The protest outside Ennis General Hospital on Saturday. Photo courtesy of Peter Flannigan

MENTAL health activist Gary Fitzgibbon has said that the protest held outside Ennis Hospital on Saturday has made him realise that the state of the Mental Health Service is worse than he thought.

Speaking to The Clare Echo, Gary claimed a young woman was turned away twice in the one day from the Acute Unit at Ennis General Hospital, in spite of obvious suicidal ideation.

“She was self-harming at 4am. She cut her wrists and was brought to the Acute Unit. All they did was put a bandage on it and tell her to go away.

“Two hours later she was on the bridge in Ennis there by the Garda station. One of the guards spotted her and talked her down off the bridge and brought her up to the Acute Unit again and she got turned away again,” Gary reported.

The woman in her twenties, who does not want to be named, said she had just been released from the Unit against her will after spending nearly three months there.

Over 70 people attended the protest aimed at highlighting the shortcomings in Clare’s Mental Health Service.

Some of the patients and staff at the hospital came out to support the protest.

“A few of the staff came out and spoke with us and a couple of them actually took off their uniforms on their breaks and came out with us as well. That was quite encouraging,” Gary said.

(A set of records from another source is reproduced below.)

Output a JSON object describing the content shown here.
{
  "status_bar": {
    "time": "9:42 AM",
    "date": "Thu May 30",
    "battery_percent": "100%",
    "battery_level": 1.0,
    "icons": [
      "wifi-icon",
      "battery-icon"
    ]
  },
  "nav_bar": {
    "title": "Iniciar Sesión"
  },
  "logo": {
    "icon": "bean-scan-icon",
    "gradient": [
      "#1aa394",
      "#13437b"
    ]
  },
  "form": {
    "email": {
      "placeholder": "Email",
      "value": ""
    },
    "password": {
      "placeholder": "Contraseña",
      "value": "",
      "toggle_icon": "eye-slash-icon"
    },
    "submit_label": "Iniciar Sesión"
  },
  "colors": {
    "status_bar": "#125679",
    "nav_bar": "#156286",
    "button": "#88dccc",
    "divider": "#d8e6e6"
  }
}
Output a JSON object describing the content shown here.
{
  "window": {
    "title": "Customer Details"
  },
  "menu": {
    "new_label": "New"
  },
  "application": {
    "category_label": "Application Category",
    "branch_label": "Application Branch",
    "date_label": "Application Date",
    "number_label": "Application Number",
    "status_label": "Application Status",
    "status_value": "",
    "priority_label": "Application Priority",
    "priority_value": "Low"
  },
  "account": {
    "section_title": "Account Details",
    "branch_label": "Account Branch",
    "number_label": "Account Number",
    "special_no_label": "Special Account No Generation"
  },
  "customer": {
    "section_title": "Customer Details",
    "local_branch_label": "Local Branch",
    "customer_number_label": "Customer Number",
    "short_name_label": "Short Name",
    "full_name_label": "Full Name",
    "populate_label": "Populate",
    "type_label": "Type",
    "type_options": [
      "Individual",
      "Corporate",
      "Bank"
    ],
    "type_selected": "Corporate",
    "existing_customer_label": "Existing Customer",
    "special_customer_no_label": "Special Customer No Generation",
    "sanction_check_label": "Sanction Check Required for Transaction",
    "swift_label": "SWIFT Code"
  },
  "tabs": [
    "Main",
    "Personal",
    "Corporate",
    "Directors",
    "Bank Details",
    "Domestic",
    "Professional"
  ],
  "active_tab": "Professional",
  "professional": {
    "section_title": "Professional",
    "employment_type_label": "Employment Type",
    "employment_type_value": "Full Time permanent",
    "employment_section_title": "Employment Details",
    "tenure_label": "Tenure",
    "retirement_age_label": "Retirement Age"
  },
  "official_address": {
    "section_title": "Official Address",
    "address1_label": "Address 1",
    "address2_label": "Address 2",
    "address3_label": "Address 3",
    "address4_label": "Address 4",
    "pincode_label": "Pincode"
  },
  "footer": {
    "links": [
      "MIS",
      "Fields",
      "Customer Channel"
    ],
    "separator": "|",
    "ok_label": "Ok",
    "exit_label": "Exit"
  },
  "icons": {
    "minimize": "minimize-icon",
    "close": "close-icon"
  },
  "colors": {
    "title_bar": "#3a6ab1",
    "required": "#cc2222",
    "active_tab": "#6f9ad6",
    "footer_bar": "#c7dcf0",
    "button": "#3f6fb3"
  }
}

None of Clare’s four TDs attended the protest, but there were some Sinn Féin representatives present, as well as Limerick Senator Paul Gavan and Maria Ryan.

Gary confirmed that the activist group will meet on Monday to discuss the possibility of organising a national protest.

“We’re going back to the drawing board and looking at organising some kind of a nationwide protest because the problems we’re experiencing aren’t really unique to Clare it would seem.

“The problem it would seem to us is probably more to do with the HSE as opposed to politics but people are starting to talk out about it and the

HSE are covering things up and they’re not providing us with the level of care that they should be providing.

“We’re going to start holding them to account for different things because more and more people every week are contacting us, telling us their stories about what’s happened them, so we’re not going to go away,” Gary added.